En fait, de nombreux passionnés applaudissent ouvertement sa nature open-source et le fait qu’il soit entièrement gratuit, sans aucune condition.
Verdict final
Il est maintenant temps de conclure cette évaluation du logiciel PhotoRec avec une note finale. Voici comment il se compare selon nos tests pratiques :
| Métrique | Note | Remarques |
| Taux de réussite de récupération | 7/10 | Bonne performance dans les cas de supports endommagés ou formatés. Récupère de nombreux fichiers en entier, mais sans métadonnées ni noms de fichiers. Difficile avec certains formats fragmentés ou peu connus. |
| Vitesse d’analyse | 8/10 | Plus rapide que de nombreux outils payants. Les analyses se terminent en un temps raisonnable. |
| Simplicité d’utilisation | 4/10 | Courbe d’apprentissage abrupte. L’interface en ligne de commande est difficile pour la plupart des utilisateurs. La version GUI (QPhotoRec) aide, mais reste lourde selon les standards actuels. |
| Rapport qualité/prix | 10/10 | Totalement gratuit et open-source. Pas de niveaux payants. Offre une réelle valeur si vous êtes prêt à gérer le nettoyage manuel. |
🌟 Note globale : 7,25 / 10
Voici notre conclusion : PhotoRec est une option gratuite et fiable si vous avez besoin d’un outil capable de récupérer des données depuis un système de fichiers endommagé ou reformaté (et si cela ne vous dérange pas de ne pas récupérer les noms de fichiers, la structure des dossiers ou les métadonnées). Si c’est votre cas, lancez-vous. Il fonctionne bien dans ces situations.
Soyez simplement prudent dans l’interface en ligne de commande : il est facile de sélectionner le mauvais lecteur si vous n’êtes pas très attentif ou si vous n’avez pas certaines connaissances techniques.

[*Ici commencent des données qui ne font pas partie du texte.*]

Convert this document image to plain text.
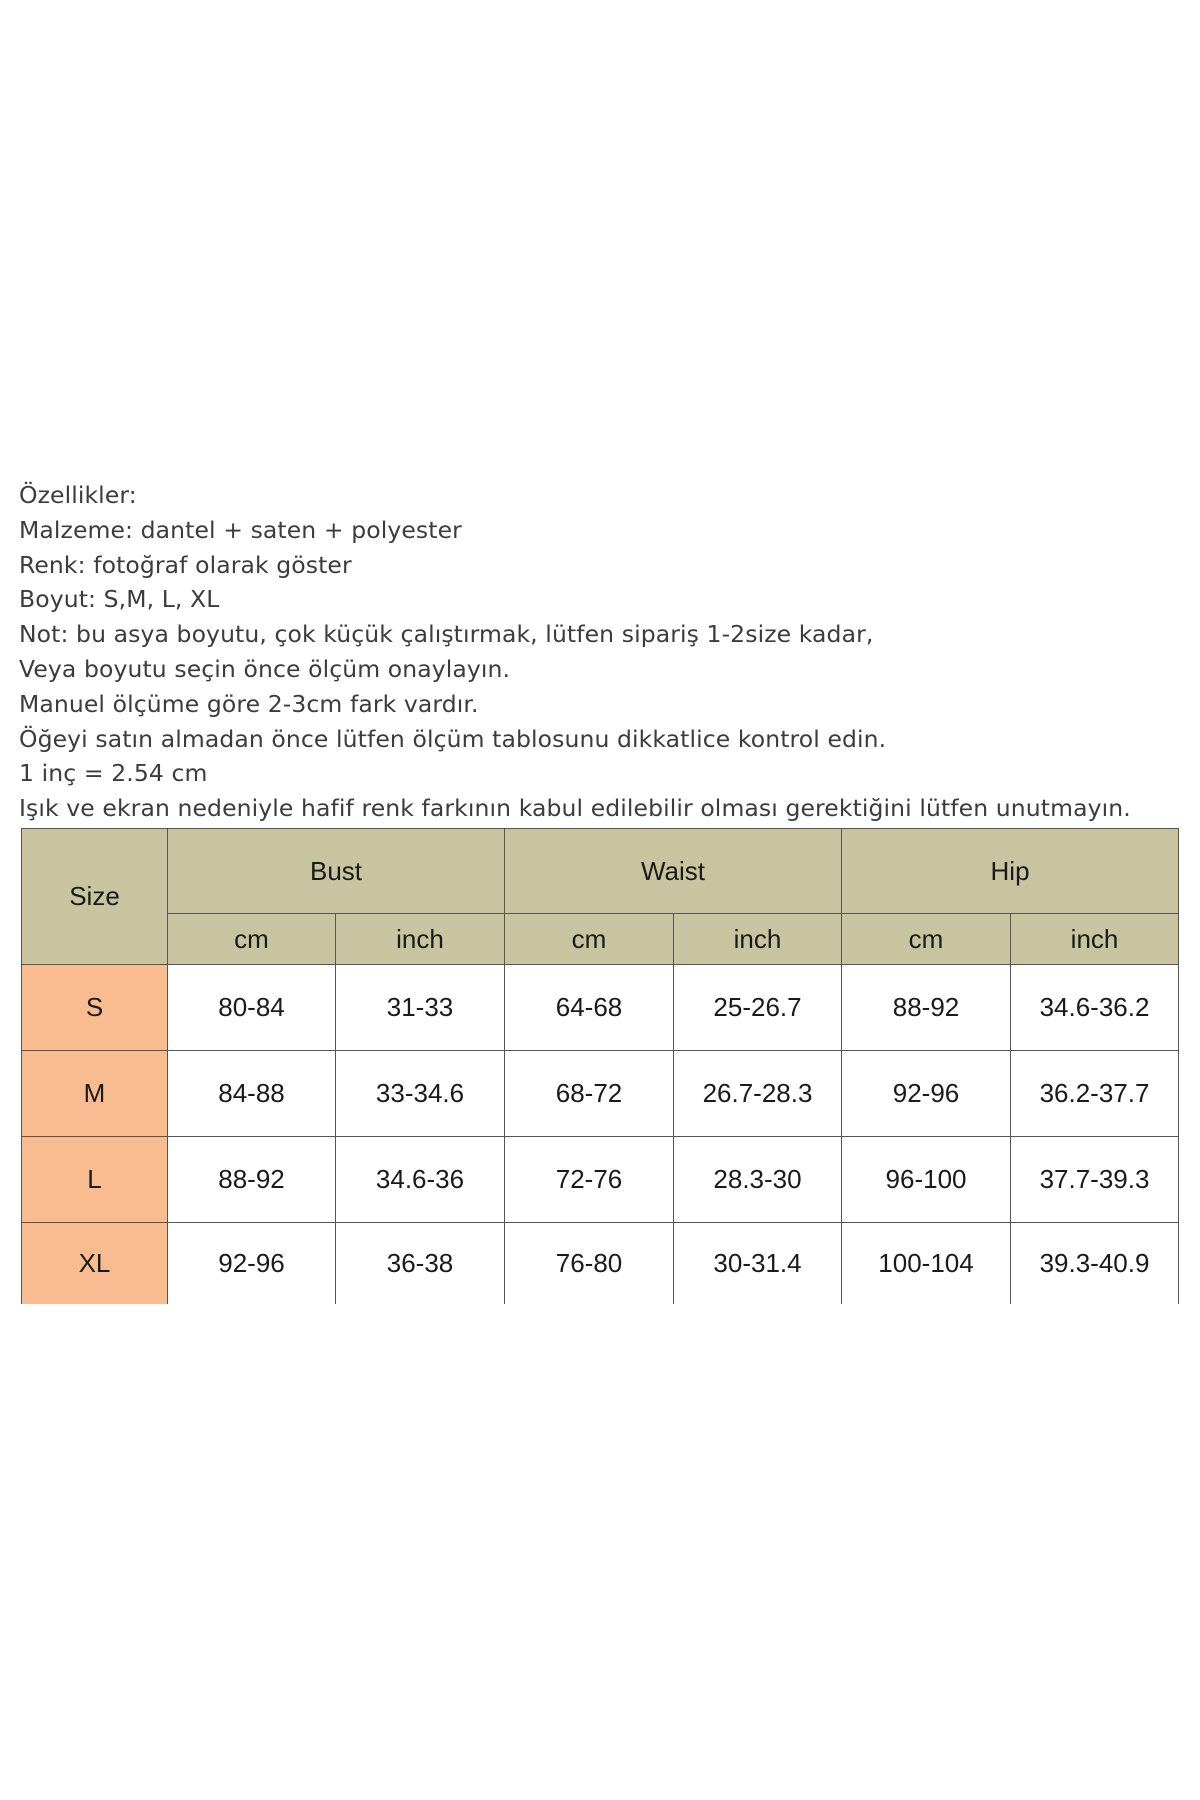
Özellikler:
Malzeme: dantel + saten + polyester
Renk: fotoğraf olarak göster
Boyut: S,M, L, XL
Not: bu asya boyutu, çok küçük çalıştırmak, lütfen sipariş 1-2size kadar,
Veya boyutu seçin önce ölçüm onaylayın.
Manuel ölçüme göre 2-3cm fark vardır.
Öğeyi satın almadan önce lütfen ölçüm tablosunu dikkatlice kontrol edin.
1 inç = 2.54 cm
Işık ve ekran nedeniyle hafif renk farkının kabul edilebilir olması gerektiğini lütfen unutmayın.
Size	Bust		Waist		Hip	
	cm	inch	cm	inch	cm	inch
S	80-84	31-33	64-68	25-26.7	88-92	34.6-36.2
M	84-88	33-34.6	68-72	26.7-28.3	92-96	36.2-37.7
L	88-92	34.6-36	72-76	28.3-30	96-100	37.7-39.3
XL	92-96	36-38	76-80	30-31.4	100-104	39.3-40.9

Il n’y a pas de filet de sécurité ici.
Mais si vous avez besoin d’un outil capable de restaurer les noms de fichiers, de récupérer des structures de répertoires complètes ou de vous permettre de prévisualiser les fichiers avant de les restaurer, il vaut mieux utiliser quelque chose de plus convivial, comme Disk Drill ou Stellar. Ces outils sont conçus pour la commodité.
PhotoRec a sa place – sans aucun doute. Ce n’est simplement pas la solution universelle que certains espèrent parfois.